Standardizing clinical trials for biosimilars

Biosimilars/Research | Posted 28/10/2016 post-comment0 Post your comment

Researchers from the University of Massachusetts, USA and Newcastle University, UK argue that clinical trial design should be standardized for future studies of biosimilars [1]. Indeed, they argue that a ‘standard clinical trial design be adopted for all biosimilars of a particular [originator biological] in a given disease’.

Clinical Trials 2 V13K29

Jonathan Kay and John Isaacs point out that phase III clinical trials comparing biosimilar TNF inhibitors with their originator biosimilars have employed different designs. They give the examples of the infliximab biosimilars Remsima/Inflectra (CT P13) and Flixabi/Renflexis (SB2), as well as the etanercept biosimilars Davictrel (HD203) and Benepali/Brenzys (SB4).

The authors have compiled a list of attributes of clinical trials for biosimilars that they feel could be standardized:

• Healthy subjects versus patients (in phase I)
• Inclusion and exclusion criteria
• Equivalence margins
• Primary endpoint (including timing of assessment)
• Secondary endpoints (including timing of assessment)
• Pharmacokinetic assays (endpoints compared and timing of assessment)
• Immunogenicity (assays used and timing of testing)
• Analysis of effects of immunogenicity on pharmacokinetics, efficacy and safety
• Definition of adverse events, for example, injection-site reactions
• Statistical analyses
• Cross-over designs beyond primary endpoint (in phase III)

Such standardization, according to Kay and Isaacs, ‘could be agreed upon and overseen by regulatory agencies around the world’. They add that ‘consistency across clinical trials should increase confidence in these more affordable biopharmaceuticals, both within the healthcare community and among patients’.

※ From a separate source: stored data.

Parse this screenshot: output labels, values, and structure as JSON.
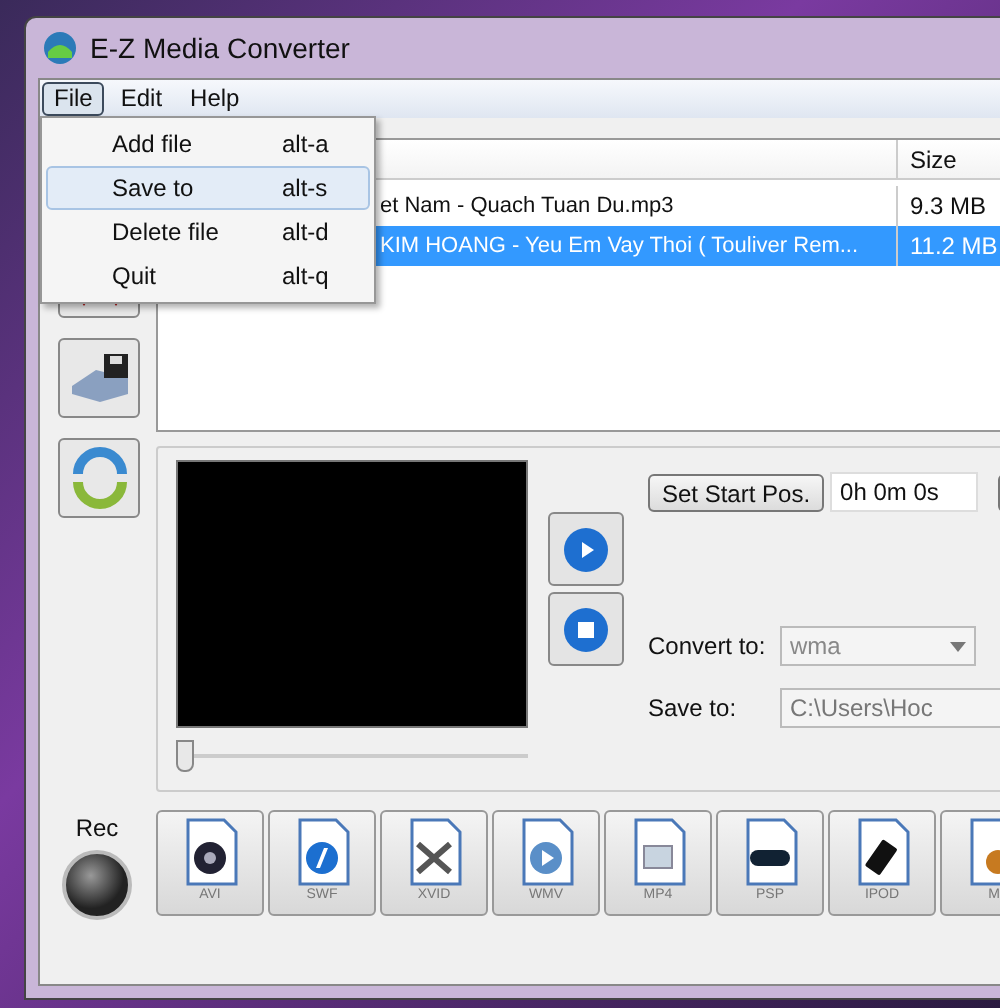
{
  "window": {
    "title": "E-Z Media Converter"
  },
  "menu": [
    {
      "label": "File",
      "selected": true
    },
    {
      "label": "Edit",
      "selected": false
    },
    {
      "label": "Help",
      "selected": false
    }
  ],
  "file_menu": [
    {
      "label": "Add file",
      "shortcut": "alt-a",
      "selected": false
    },
    {
      "label": "Save to",
      "shortcut": "alt-s",
      "selected": true
    },
    {
      "label": "Delete file",
      "shortcut": "alt-d",
      "selected": false
    },
    {
      "label": "Quit",
      "shortcut": "alt-q",
      "selected": false
    }
  ],
  "file_list": {
    "columns": [
      "Size"
    ],
    "rows": [
      {
        "name": "et Nam - Quach Tuan Du.mp3",
        "size": "9.3 MB",
        "selected": false
      },
      {
        "name": "KIM HOANG - Yeu Em Vay Thoi ( Touliver Rem...",
        "size": "11.2 MB",
        "selected": true
      }
    ]
  },
  "player": {
    "level": 0,
    "set_start_button": "Set Start Pos.",
    "start_pos": "0h 0m 0s"
  },
  "convert_to": {
    "label": "Convert to:",
    "value": "wma"
  },
  "save_to": {
    "label": "Save to:",
    "value": "C:\\Users\\Hoc"
  },
  "rec": {
    "label": "Rec"
  },
  "formats": [
    {
      "label": "AVI",
      "kind": "film"
    },
    {
      "label": "SWF",
      "kind": "flash"
    },
    {
      "label": "XVID",
      "kind": "cross"
    },
    {
      "label": "WMV",
      "kind": "play"
    },
    {
      "label": "MP4",
      "kind": "box"
    },
    {
      "label": "PSP",
      "kind": "handheld"
    },
    {
      "label": "IPOD",
      "kind": "player"
    },
    {
      "label": "M",
      "kind": "music"
    }
  ]
}
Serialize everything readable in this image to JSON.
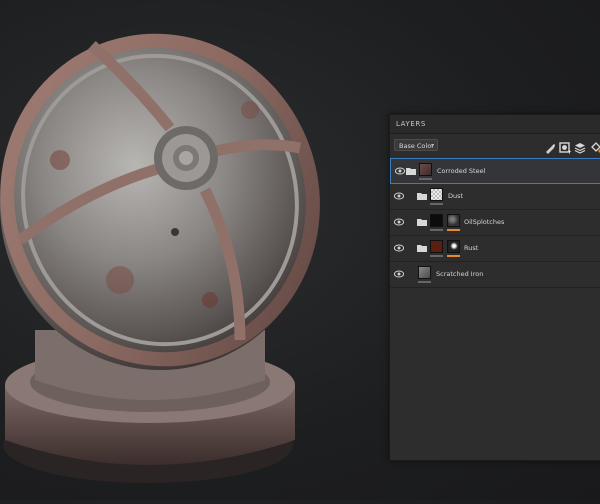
{
  "panel": {
    "title": "LAYERS",
    "channel_dropdown": {
      "selected": "Base Color"
    },
    "toolbar_icons": [
      "paint-brush-icon",
      "add-mask-icon",
      "add-effect-icon",
      "paint-bucket-icon"
    ]
  },
  "layers": [
    {
      "name": "Corroded Steel",
      "type": "folder",
      "visible": true,
      "selected": true
    },
    {
      "name": "Dust",
      "type": "fill",
      "visible": true,
      "selected": false
    },
    {
      "name": "OilSplotches",
      "type": "fill-with-mask",
      "visible": true,
      "selected": false
    },
    {
      "name": "Rust",
      "type": "fill-with-mask",
      "visible": true,
      "selected": false
    },
    {
      "name": "Scratched Iron",
      "type": "fill",
      "visible": true,
      "selected": false
    }
  ],
  "colors": {
    "selection_border": "#3b7bbf",
    "mask_indicator": "#e88a2a",
    "panel_bg": "#2d2d2d"
  }
}
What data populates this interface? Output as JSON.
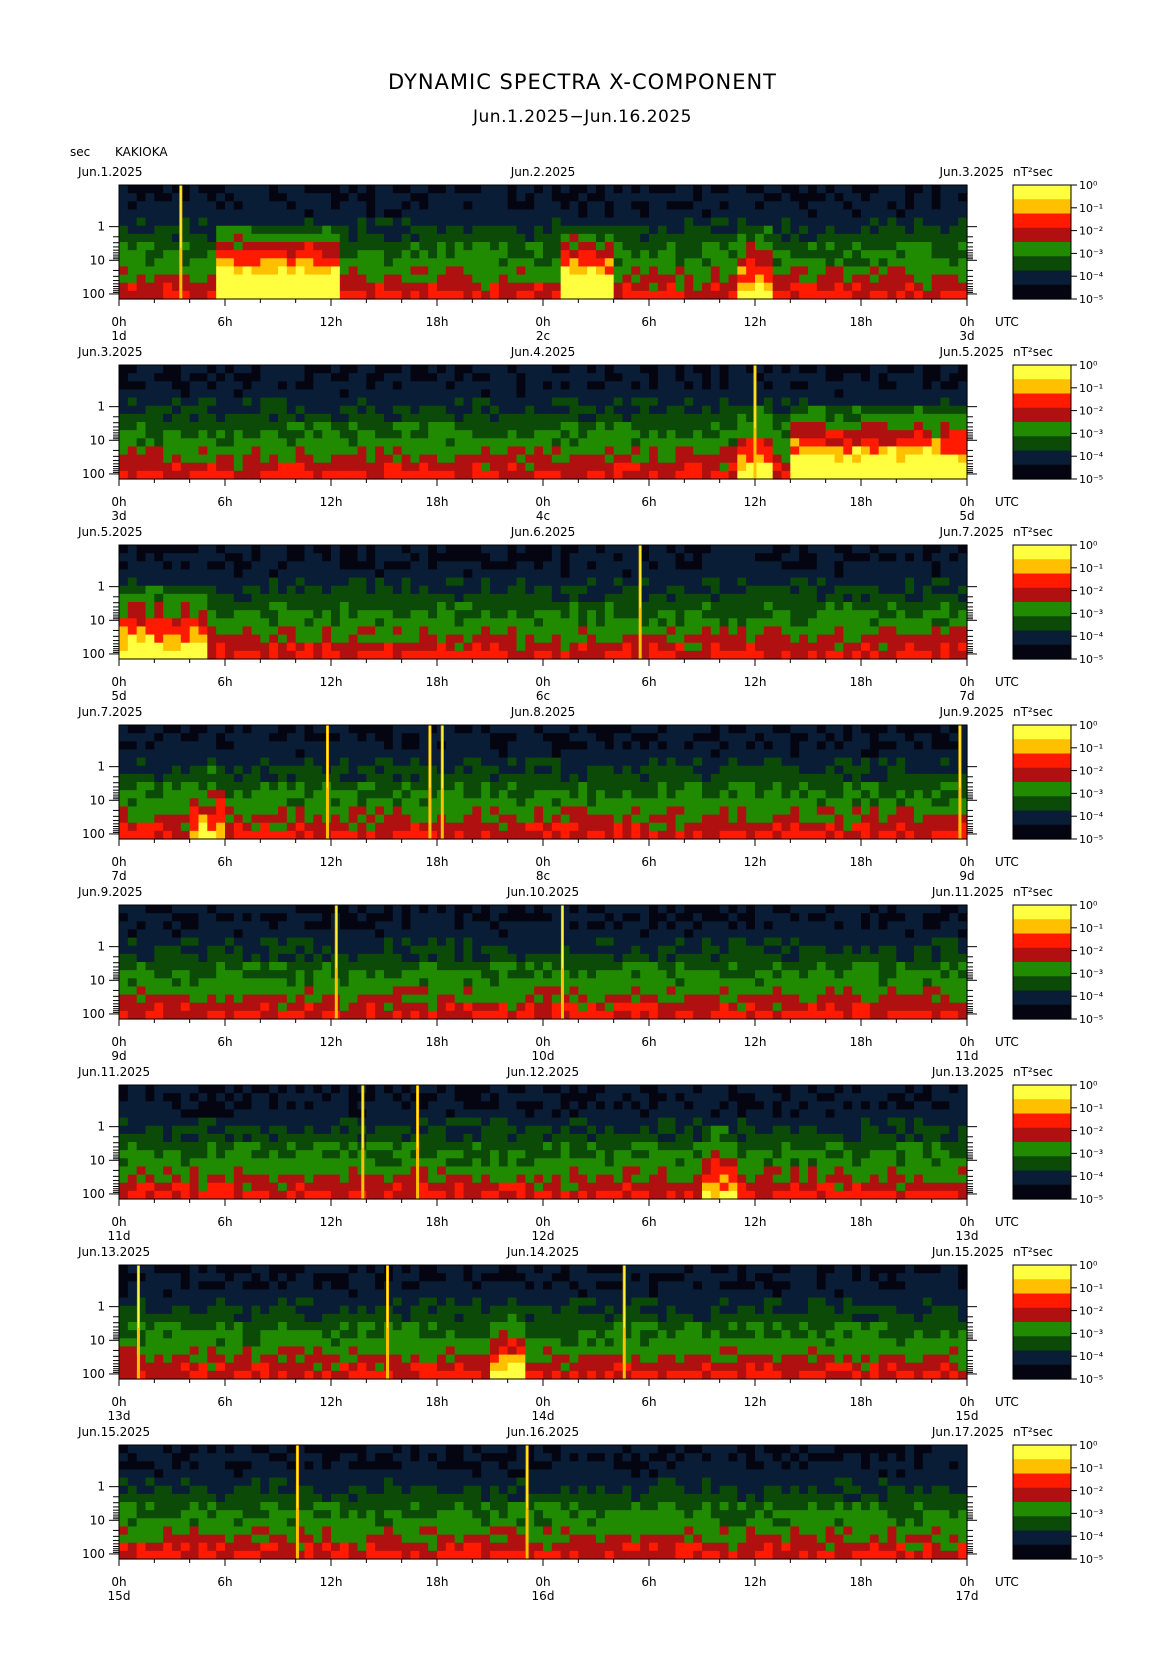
{
  "title": "DYNAMIC SPECTRA X-COMPONENT",
  "subtitle": "Jun.1.2025−Jun.16.2025",
  "station": {
    "unit_label": "sec",
    "name": "KAKIOKA"
  },
  "colorbar": {
    "unit": "nT²sec",
    "ticks": [
      "10⁰",
      "10⁻¹",
      "10⁻²",
      "10⁻³",
      "10⁻⁴",
      "10⁻⁵"
    ],
    "colors": [
      "#ffff40",
      "#ffc000",
      "#ff1a00",
      "#b01010",
      "#208a00",
      "#0c4a08",
      "#0a1d36",
      "#050512"
    ]
  },
  "period_axis": {
    "ticks": [
      "1",
      "10",
      "100"
    ],
    "unit": "sec"
  },
  "time_axis": {
    "ticks": [
      "0h",
      "6h",
      "12h",
      "18h",
      "0h",
      "6h",
      "12h",
      "18h",
      "0h"
    ],
    "unit": "UTC"
  },
  "chart_data": [
    {
      "type": "heatmap",
      "panel": 1,
      "date_left": "Jun.1.2025",
      "date_mid": "Jun.2.2025",
      "date_right": "Jun.3.2025",
      "day_start": "1d",
      "day_mid": "2c",
      "day_end": "3d",
      "spikes": [
        3.5
      ],
      "bursts": [
        {
          "start": 5.5,
          "end": 12.5,
          "level": 0.95
        },
        {
          "start": 25,
          "end": 28,
          "level": 0.85
        },
        {
          "start": 35,
          "end": 37,
          "level": 0.55
        }
      ]
    },
    {
      "type": "heatmap",
      "panel": 2,
      "date_left": "Jun.3.2025",
      "date_mid": "Jun.4.2025",
      "date_right": "Jun.5.2025",
      "day_start": "3d",
      "day_mid": "4c",
      "day_end": "5d",
      "spikes": [
        36
      ],
      "bursts": [
        {
          "start": 38,
          "end": 48,
          "level": 0.75
        },
        {
          "start": 35,
          "end": 37,
          "level": 0.5
        }
      ]
    },
    {
      "type": "heatmap",
      "panel": 3,
      "date_left": "Jun.5.2025",
      "date_mid": "Jun.6.2025",
      "date_right": "Jun.7.2025",
      "day_start": "5d",
      "day_mid": "6c",
      "day_end": "7d",
      "spikes": [
        29.5
      ],
      "bursts": [
        {
          "start": 0,
          "end": 5,
          "level": 0.6
        }
      ]
    },
    {
      "type": "heatmap",
      "panel": 4,
      "date_left": "Jun.7.2025",
      "date_mid": "Jun.8.2025",
      "date_right": "Jun.9.2025",
      "day_start": "7d",
      "day_mid": "8c",
      "day_end": "9d",
      "spikes": [
        11.8,
        17.6,
        18.3,
        47.6
      ],
      "bursts": [
        {
          "start": 4,
          "end": 6,
          "level": 0.4
        }
      ]
    },
    {
      "type": "heatmap",
      "panel": 5,
      "date_left": "Jun.9.2025",
      "date_mid": "Jun.10.2025",
      "date_right": "Jun.11.2025",
      "day_start": "9d",
      "day_mid": "10d",
      "day_end": "11d",
      "spikes": [
        12.3,
        25.1
      ],
      "bursts": []
    },
    {
      "type": "heatmap",
      "panel": 6,
      "date_left": "Jun.11.2025",
      "date_mid": "Jun.12.2025",
      "date_right": "Jun.13.2025",
      "day_start": "11d",
      "day_mid": "12d",
      "day_end": "13d",
      "spikes": [
        13.8,
        16.9
      ],
      "bursts": [
        {
          "start": 33,
          "end": 35,
          "level": 0.4
        }
      ]
    },
    {
      "type": "heatmap",
      "panel": 7,
      "date_left": "Jun.13.2025",
      "date_mid": "Jun.14.2025",
      "date_right": "Jun.15.2025",
      "day_start": "13d",
      "day_mid": "14d",
      "day_end": "15d",
      "spikes": [
        1.1,
        15.2,
        28.6
      ],
      "bursts": [
        {
          "start": 21,
          "end": 23,
          "level": 0.45
        }
      ]
    },
    {
      "type": "heatmap",
      "panel": 8,
      "date_left": "Jun.15.2025",
      "date_mid": "Jun.16.2025",
      "date_right": "Jun.17.2025",
      "day_start": "15d",
      "day_mid": "16d",
      "day_end": "17d",
      "spikes": [
        10.1,
        23.1
      ],
      "bursts": []
    }
  ]
}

In the following series of two articles differences in clinical trials for biosimilars are discussed.

Conflict of interest
The authors of the research paper [1] reported conflicts of interest, including having received honoraria, research grants or consulting fees from pharmaceutical companies. For full details of the authors’ conflicts of interest, see the research paper [1].
Related articles
Safety differences in clinical trials for biosimilars

Differences in efficacy assessment in clinical trials for biosimilars

Reference
1. Kay J, Isaacs JD. Clinical trials of biosimilars should become more similar. Ann Rheum Dis. 2016 Aug 25. pii: annrheumdis-2015-208113. doi:10.1136/annrheumdis-2015-208113

Permission granted to reproduce for personal and non-commercial use only. All other reproduction, copy or reprinting of all or part of any ‘Content’ found on this website is strictly prohibited without the prior consent of the publisher. Contact the publisher to obtain permission before redistributing.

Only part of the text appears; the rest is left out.